In the light of this evidence on emotion recognition skills, it is notable that we did not find significant differences between forensic and non-forensic patients with regard to cognitive or affective mentalizing. While forensic patients might be expected to show the worst performance in this kind of task, some studies show that violent patients with schizophrenia outperform their ill controls with no history of violence in tasks tapping mentalizing skills [36]. Overall, this negative finding suggests that more sensitive—and possibly “ecological”—tools might be required to assess in-depth mentalizing and/or empathy skills in forensic populations.

Limitations

Our study has a few limitations which should be acknowledged. First, scores in cognitive tasks might be affected by the pharmacological treatments, which may modulate cognitive performances of the groups. Selection of cases in studies such as this is always biased by refusal of participants to be involved in the research. The rates of refusal did not differ across the groups but we are unable to determine the reasons for refusal, which could be different.
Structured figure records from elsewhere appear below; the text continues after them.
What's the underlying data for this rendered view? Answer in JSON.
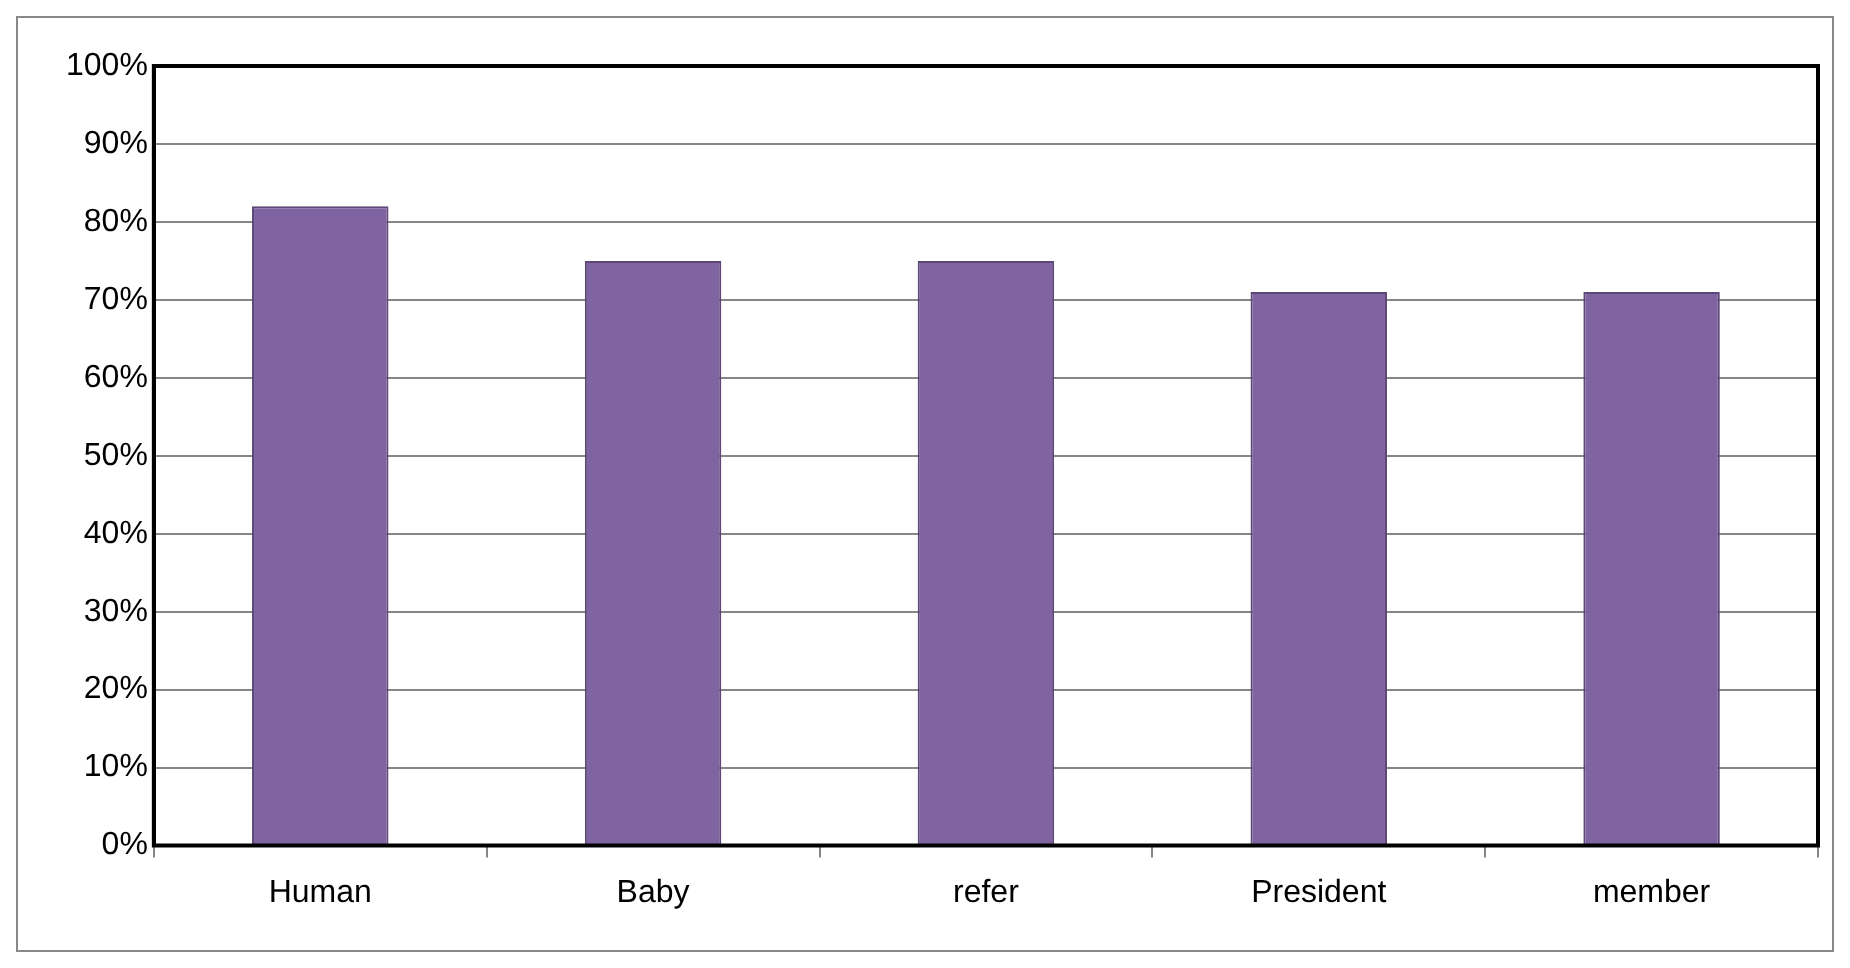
{
  "chart_data": {
    "type": "bar",
    "categories": [
      "Human",
      "Baby",
      "refer",
      "President",
      "member"
    ],
    "values": [
      82,
      75,
      75,
      71,
      71
    ],
    "color": "#8064a2",
    "ylim": [
      0,
      100
    ],
    "yticks": [
      {
        "value": 0,
        "label": "0%"
      },
      {
        "value": 10,
        "label": "10%"
      },
      {
        "value": 20,
        "label": "20%"
      },
      {
        "value": 30,
        "label": "30%"
      },
      {
        "value": 40,
        "label": "40%"
      },
      {
        "value": 50,
        "label": "50%"
      },
      {
        "value": 60,
        "label": "60%"
      },
      {
        "value": 70,
        "label": "70%"
      },
      {
        "value": 80,
        "label": "80%"
      },
      {
        "value": 90,
        "label": "90%"
      },
      {
        "value": 100,
        "label": "100%"
      }
    ],
    "grid": "y",
    "legend": false
  }
}
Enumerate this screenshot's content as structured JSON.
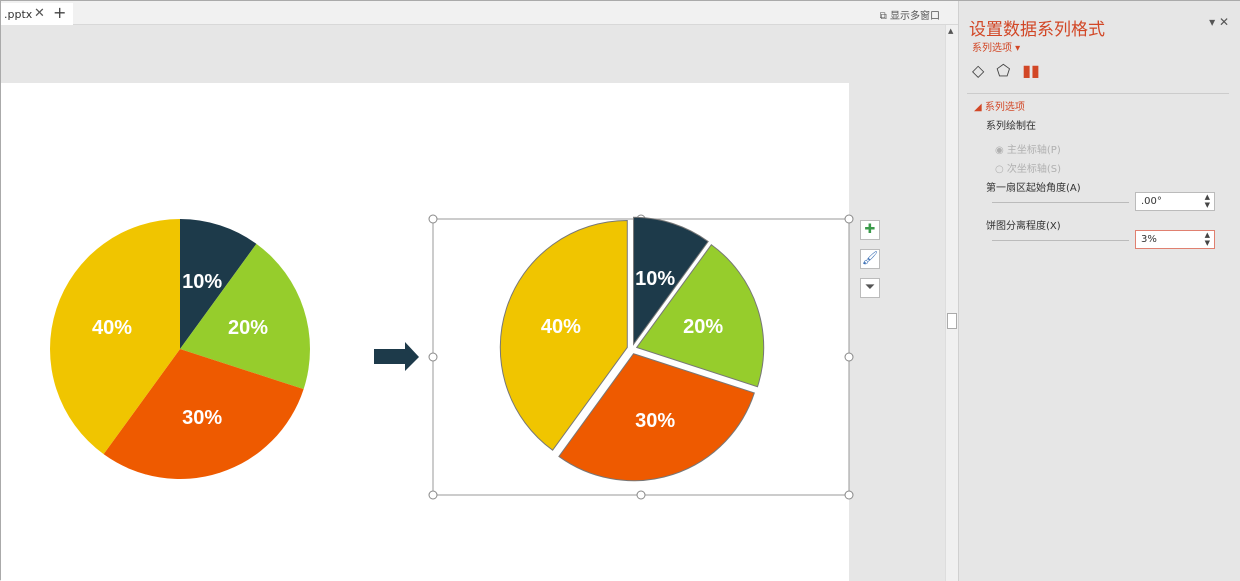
{
  "tabbar": {
    "tab_label": ".pptx",
    "close": "✕",
    "new_tab": "+",
    "multi_window": "显示多窗口"
  },
  "panel": {
    "title": "设置数据系列格式",
    "subtitle": "系列选项 ▾",
    "close": "✕",
    "menu": "▾",
    "icons": [
      "fill-bucket-icon",
      "pentagon-icon",
      "bar-chart-icon"
    ],
    "section": "系列选项",
    "plot_on": "系列绘制在",
    "primary_axis": "主坐标轴(P)",
    "secondary_axis": "次坐标轴(S)",
    "first_angle_label": "第一扇区起始角度(A)",
    "first_angle_value": ".00°",
    "explosion_label": "饼图分离程度(X)",
    "explosion_value": "3%"
  },
  "colors": {
    "accent": "#d24726",
    "slice_1": "#1d3a4a",
    "slice_2": "#96cd2c",
    "slice_3": "#ee5a00",
    "slice_4": "#f0c500"
  },
  "chart_data": [
    {
      "type": "pie",
      "values": [
        10,
        20,
        30,
        40
      ],
      "labels": [
        "10%",
        "20%",
        "30%",
        "40%"
      ],
      "explosion": 0
    },
    {
      "type": "pie",
      "values": [
        10,
        20,
        30,
        40
      ],
      "labels": [
        "10%",
        "20%",
        "30%",
        "40%"
      ],
      "explosion": 3,
      "selected": true
    }
  ]
}
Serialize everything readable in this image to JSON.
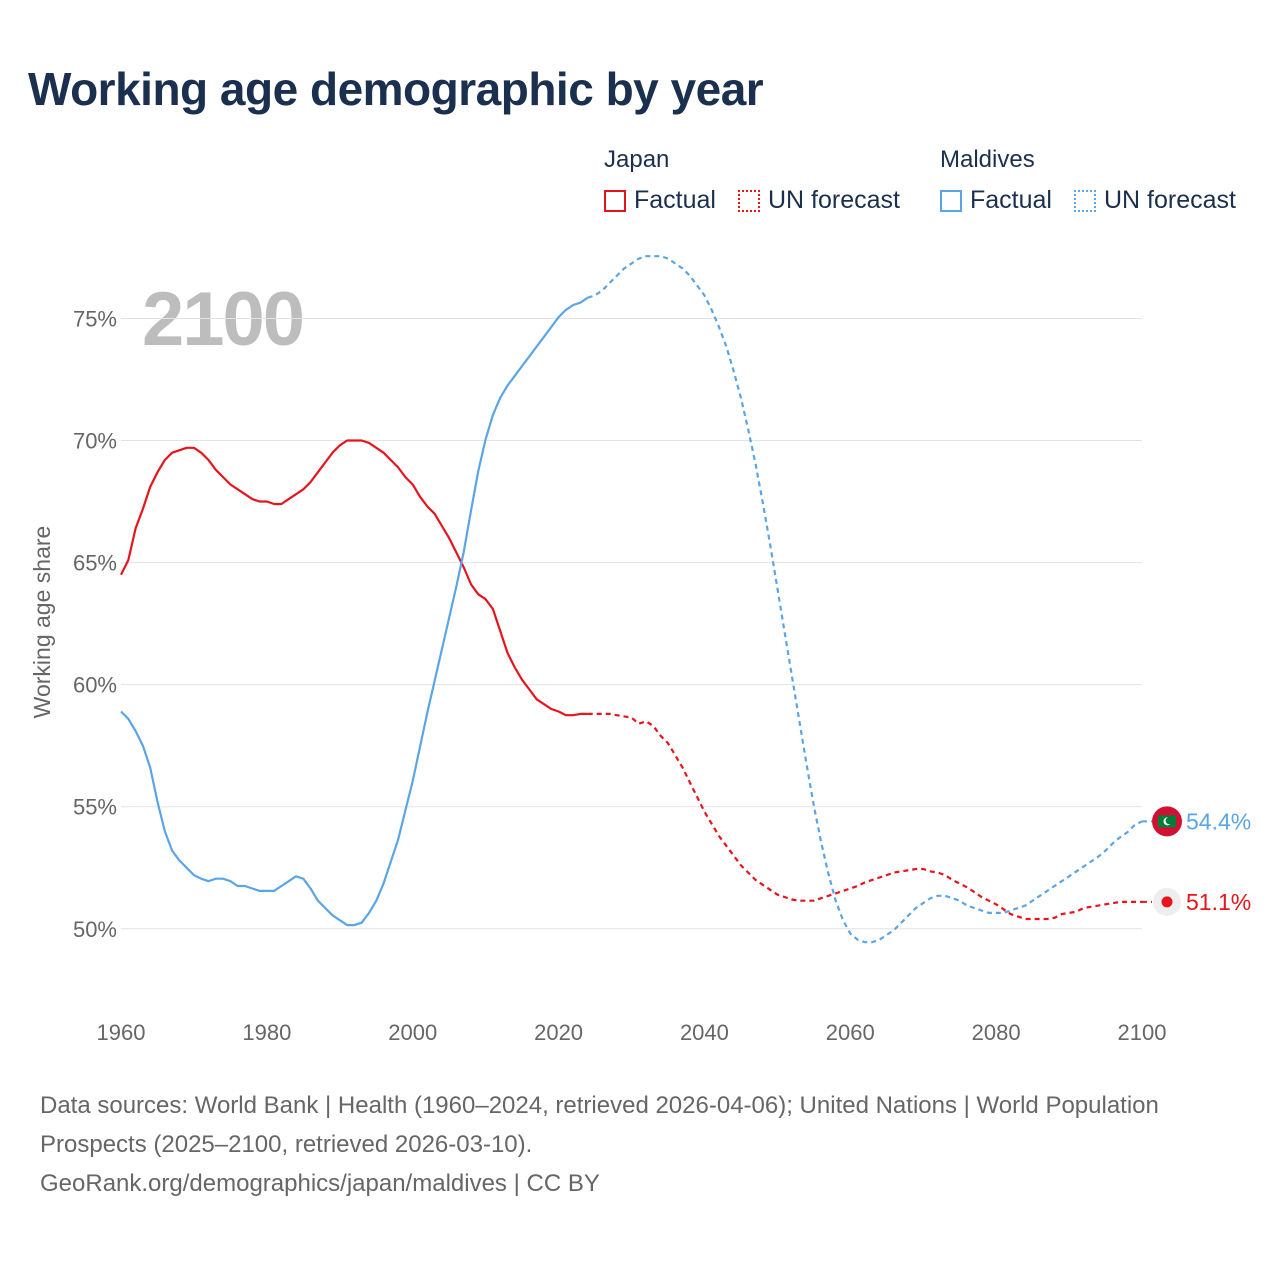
{
  "title": "Working age demographic by year",
  "year_overlay": "2100",
  "legend": {
    "groups": [
      {
        "name": "Japan",
        "color": "#e8141c",
        "factual_label": "Factual",
        "forecast_label": "UN forecast"
      },
      {
        "name": "Maldives",
        "color": "#5aa5e6",
        "factual_label": "Factual",
        "forecast_label": "UN forecast"
      }
    ]
  },
  "source": {
    "line1": "Data sources: World Bank | Health (1960–2024, retrieved 2026-04-06); United Nations | World Population Prospects (2025–2100, retrieved 2026-03-10).",
    "line2": "GeoRank.org/demographics/japan/maldives | CC BY"
  },
  "chart_data": {
    "type": "line",
    "title": "Working age demographic by year",
    "xlabel": "",
    "ylabel": "Working age share",
    "xlim": [
      1960,
      2100
    ],
    "ylim": [
      47,
      78.5
    ],
    "x_ticks": [
      1960,
      1980,
      2000,
      2020,
      2040,
      2060,
      2080,
      2100
    ],
    "y_ticks": [
      50,
      55,
      60,
      65,
      70,
      75
    ],
    "y_tick_suffix": "%",
    "grid": true,
    "factual_end_year": 2024,
    "series": [
      {
        "name": "Japan",
        "color": "#e8141c",
        "end_label": "51.1%",
        "end_icon": "japan-flag-icon",
        "points": [
          [
            1960,
            64.5
          ],
          [
            1961,
            65.1
          ],
          [
            1962,
            66.4
          ],
          [
            1963,
            67.2
          ],
          [
            1964,
            68.1
          ],
          [
            1965,
            68.7
          ],
          [
            1966,
            69.2
          ],
          [
            1967,
            69.5
          ],
          [
            1968,
            69.6
          ],
          [
            1969,
            69.7
          ],
          [
            1970,
            69.7
          ],
          [
            1971,
            69.5
          ],
          [
            1972,
            69.2
          ],
          [
            1973,
            68.8
          ],
          [
            1974,
            68.5
          ],
          [
            1975,
            68.2
          ],
          [
            1976,
            68.0
          ],
          [
            1977,
            67.8
          ],
          [
            1978,
            67.6
          ],
          [
            1979,
            67.5
          ],
          [
            1980,
            67.5
          ],
          [
            1981,
            67.4
          ],
          [
            1982,
            67.4
          ],
          [
            1983,
            67.6
          ],
          [
            1984,
            67.8
          ],
          [
            1985,
            68.0
          ],
          [
            1986,
            68.3
          ],
          [
            1987,
            68.7
          ],
          [
            1988,
            69.1
          ],
          [
            1989,
            69.5
          ],
          [
            1990,
            69.8
          ],
          [
            1991,
            70.0
          ],
          [
            1992,
            70.0
          ],
          [
            1993,
            70.0
          ],
          [
            1994,
            69.9
          ],
          [
            1995,
            69.7
          ],
          [
            1996,
            69.5
          ],
          [
            1997,
            69.2
          ],
          [
            1998,
            68.9
          ],
          [
            1999,
            68.5
          ],
          [
            2000,
            68.2
          ],
          [
            2001,
            67.7
          ],
          [
            2002,
            67.3
          ],
          [
            2003,
            67.0
          ],
          [
            2004,
            66.5
          ],
          [
            2005,
            66.0
          ],
          [
            2006,
            65.4
          ],
          [
            2007,
            64.8
          ],
          [
            2008,
            64.1
          ],
          [
            2009,
            63.7
          ],
          [
            2010,
            63.5
          ],
          [
            2011,
            63.1
          ],
          [
            2012,
            62.2
          ],
          [
            2013,
            61.3
          ],
          [
            2014,
            60.7
          ],
          [
            2015,
            60.2
          ],
          [
            2016,
            59.8
          ],
          [
            2017,
            59.4
          ],
          [
            2018,
            59.2
          ],
          [
            2019,
            59.0
          ],
          [
            2020,
            58.9
          ],
          [
            2021,
            58.75
          ],
          [
            2022,
            58.75
          ],
          [
            2023,
            58.8
          ],
          [
            2024,
            58.8
          ],
          [
            2025,
            58.8
          ],
          [
            2026,
            58.8
          ],
          [
            2027,
            58.8
          ],
          [
            2028,
            58.75
          ],
          [
            2029,
            58.7
          ],
          [
            2030,
            58.65
          ],
          [
            2031,
            58.4
          ],
          [
            2032,
            58.5
          ],
          [
            2033,
            58.3
          ],
          [
            2034,
            57.9
          ],
          [
            2035,
            57.6
          ],
          [
            2036,
            57.1
          ],
          [
            2037,
            56.6
          ],
          [
            2038,
            56.0
          ],
          [
            2039,
            55.4
          ],
          [
            2040,
            54.8
          ],
          [
            2041,
            54.3
          ],
          [
            2042,
            53.8
          ],
          [
            2043,
            53.4
          ],
          [
            2044,
            53.0
          ],
          [
            2045,
            52.6
          ],
          [
            2046,
            52.3
          ],
          [
            2047,
            52.0
          ],
          [
            2048,
            51.8
          ],
          [
            2049,
            51.6
          ],
          [
            2050,
            51.4
          ],
          [
            2051,
            51.3
          ],
          [
            2052,
            51.2
          ],
          [
            2053,
            51.15
          ],
          [
            2054,
            51.15
          ],
          [
            2055,
            51.15
          ],
          [
            2056,
            51.25
          ],
          [
            2057,
            51.35
          ],
          [
            2058,
            51.45
          ],
          [
            2059,
            51.55
          ],
          [
            2060,
            51.65
          ],
          [
            2061,
            51.75
          ],
          [
            2062,
            51.9
          ],
          [
            2063,
            52.0
          ],
          [
            2064,
            52.1
          ],
          [
            2065,
            52.2
          ],
          [
            2066,
            52.3
          ],
          [
            2067,
            52.35
          ],
          [
            2068,
            52.4
          ],
          [
            2069,
            52.45
          ],
          [
            2070,
            52.45
          ],
          [
            2071,
            52.35
          ],
          [
            2072,
            52.3
          ],
          [
            2073,
            52.2
          ],
          [
            2074,
            52.0
          ],
          [
            2075,
            51.85
          ],
          [
            2076,
            51.7
          ],
          [
            2077,
            51.5
          ],
          [
            2078,
            51.3
          ],
          [
            2079,
            51.15
          ],
          [
            2080,
            51.0
          ],
          [
            2081,
            50.8
          ],
          [
            2082,
            50.6
          ],
          [
            2083,
            50.5
          ],
          [
            2084,
            50.4
          ],
          [
            2085,
            50.4
          ],
          [
            2086,
            50.4
          ],
          [
            2087,
            50.4
          ],
          [
            2088,
            50.45
          ],
          [
            2089,
            50.6
          ],
          [
            2090,
            50.65
          ],
          [
            2091,
            50.7
          ],
          [
            2092,
            50.85
          ],
          [
            2093,
            50.9
          ],
          [
            2094,
            50.95
          ],
          [
            2095,
            51.0
          ],
          [
            2096,
            51.05
          ],
          [
            2097,
            51.1
          ],
          [
            2098,
            51.1
          ],
          [
            2099,
            51.1
          ],
          [
            2100,
            51.1
          ]
        ]
      },
      {
        "name": "Maldives",
        "color": "#5aa5e6",
        "end_label": "54.4%",
        "end_icon": "maldives-flag-icon",
        "points": [
          [
            1960,
            58.9
          ],
          [
            1961,
            58.6
          ],
          [
            1962,
            58.1
          ],
          [
            1963,
            57.5
          ],
          [
            1964,
            56.6
          ],
          [
            1965,
            55.2
          ],
          [
            1966,
            54.0
          ],
          [
            1967,
            53.2
          ],
          [
            1968,
            52.8
          ],
          [
            1969,
            52.5
          ],
          [
            1970,
            52.2
          ],
          [
            1971,
            52.05
          ],
          [
            1972,
            51.95
          ],
          [
            1973,
            52.05
          ],
          [
            1974,
            52.05
          ],
          [
            1975,
            51.95
          ],
          [
            1976,
            51.75
          ],
          [
            1977,
            51.75
          ],
          [
            1978,
            51.65
          ],
          [
            1979,
            51.55
          ],
          [
            1980,
            51.55
          ],
          [
            1981,
            51.55
          ],
          [
            1982,
            51.75
          ],
          [
            1983,
            51.95
          ],
          [
            1984,
            52.15
          ],
          [
            1985,
            52.05
          ],
          [
            1986,
            51.65
          ],
          [
            1987,
            51.15
          ],
          [
            1988,
            50.85
          ],
          [
            1989,
            50.55
          ],
          [
            1990,
            50.35
          ],
          [
            1991,
            50.15
          ],
          [
            1992,
            50.15
          ],
          [
            1993,
            50.25
          ],
          [
            1994,
            50.65
          ],
          [
            1995,
            51.15
          ],
          [
            1996,
            51.85
          ],
          [
            1997,
            52.75
          ],
          [
            1998,
            53.65
          ],
          [
            1999,
            54.85
          ],
          [
            2000,
            56.05
          ],
          [
            2001,
            57.45
          ],
          [
            2002,
            58.85
          ],
          [
            2003,
            60.15
          ],
          [
            2004,
            61.45
          ],
          [
            2005,
            62.75
          ],
          [
            2006,
            64.05
          ],
          [
            2007,
            65.45
          ],
          [
            2008,
            67.15
          ],
          [
            2009,
            68.75
          ],
          [
            2010,
            70.05
          ],
          [
            2011,
            71.05
          ],
          [
            2012,
            71.75
          ],
          [
            2013,
            72.25
          ],
          [
            2014,
            72.65
          ],
          [
            2015,
            73.05
          ],
          [
            2016,
            73.45
          ],
          [
            2017,
            73.85
          ],
          [
            2018,
            74.25
          ],
          [
            2019,
            74.65
          ],
          [
            2020,
            75.05
          ],
          [
            2021,
            75.35
          ],
          [
            2022,
            75.55
          ],
          [
            2023,
            75.65
          ],
          [
            2024,
            75.85
          ],
          [
            2025,
            75.95
          ],
          [
            2026,
            76.15
          ],
          [
            2027,
            76.45
          ],
          [
            2028,
            76.75
          ],
          [
            2029,
            77.05
          ],
          [
            2030,
            77.25
          ],
          [
            2031,
            77.45
          ],
          [
            2032,
            77.55
          ],
          [
            2033,
            77.55
          ],
          [
            2034,
            77.55
          ],
          [
            2035,
            77.45
          ],
          [
            2036,
            77.25
          ],
          [
            2037,
            77.05
          ],
          [
            2038,
            76.75
          ],
          [
            2039,
            76.35
          ],
          [
            2040,
            75.95
          ],
          [
            2041,
            75.35
          ],
          [
            2042,
            74.65
          ],
          [
            2043,
            73.85
          ],
          [
            2044,
            72.85
          ],
          [
            2045,
            71.75
          ],
          [
            2046,
            70.45
          ],
          [
            2047,
            69.05
          ],
          [
            2048,
            67.45
          ],
          [
            2049,
            65.75
          ],
          [
            2050,
            63.95
          ],
          [
            2051,
            62.15
          ],
          [
            2052,
            60.35
          ],
          [
            2053,
            58.55
          ],
          [
            2054,
            56.75
          ],
          [
            2055,
            55.05
          ],
          [
            2056,
            53.55
          ],
          [
            2057,
            52.25
          ],
          [
            2058,
            51.15
          ],
          [
            2059,
            50.35
          ],
          [
            2060,
            49.8
          ],
          [
            2061,
            49.55
          ],
          [
            2062,
            49.45
          ],
          [
            2063,
            49.45
          ],
          [
            2064,
            49.55
          ],
          [
            2065,
            49.75
          ],
          [
            2066,
            49.95
          ],
          [
            2067,
            50.25
          ],
          [
            2068,
            50.55
          ],
          [
            2069,
            50.85
          ],
          [
            2070,
            51.05
          ],
          [
            2071,
            51.25
          ],
          [
            2072,
            51.35
          ],
          [
            2073,
            51.35
          ],
          [
            2074,
            51.25
          ],
          [
            2075,
            51.15
          ],
          [
            2076,
            50.95
          ],
          [
            2077,
            50.85
          ],
          [
            2078,
            50.75
          ],
          [
            2079,
            50.65
          ],
          [
            2080,
            50.65
          ],
          [
            2081,
            50.65
          ],
          [
            2082,
            50.75
          ],
          [
            2083,
            50.85
          ],
          [
            2084,
            50.95
          ],
          [
            2085,
            51.15
          ],
          [
            2086,
            51.35
          ],
          [
            2087,
            51.55
          ],
          [
            2088,
            51.75
          ],
          [
            2089,
            51.95
          ],
          [
            2090,
            52.15
          ],
          [
            2091,
            52.35
          ],
          [
            2092,
            52.55
          ],
          [
            2093,
            52.75
          ],
          [
            2094,
            52.95
          ],
          [
            2095,
            53.2
          ],
          [
            2096,
            53.5
          ],
          [
            2097,
            53.75
          ],
          [
            2098,
            53.95
          ],
          [
            2099,
            54.25
          ],
          [
            2100,
            54.4
          ]
        ]
      }
    ]
  }
}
There are other social cognitive domains that could have been examined, including emotional regulation (e.g., via tasks assessing the implicit attentional capture by emotional stimuli, such as the emotional variant of the Stroop task [74]). The latter however requires personal computers for recording response time, and the constraints related to the conduct of this study included the prohibition to introduce computer or tablet in forensic units. In the trade-off between comprehensiveness and feasibility, however, we opted for the emotional recognition task, which was found to have the best psychometric properties in previous studies [9, 75]. HCs were fewer in number and not selected for demographic similarity to SSD participants.

Concluding remarks

Our study provides robust data which expand our knowledge about neurocognition and SC in people with SSD and provide hints to better understand some of the multidimensional pathways (neurobiological, clinical and environmental) which drive violent behaviour in a limited number of people with psychosis. They have important clinical implications to improve the multidimensional assessment of forensic patients with SSD, who may benefit from an appropriate social cognitive and neurocognitive assessment, so far largely missed in ordinary clinical practice. Treatment of social cognitive and neurocognitive deficits has been proven to reduce violent behaviour, so implementation of these interventions seems to be a reasonable evidence-based practice suggestion.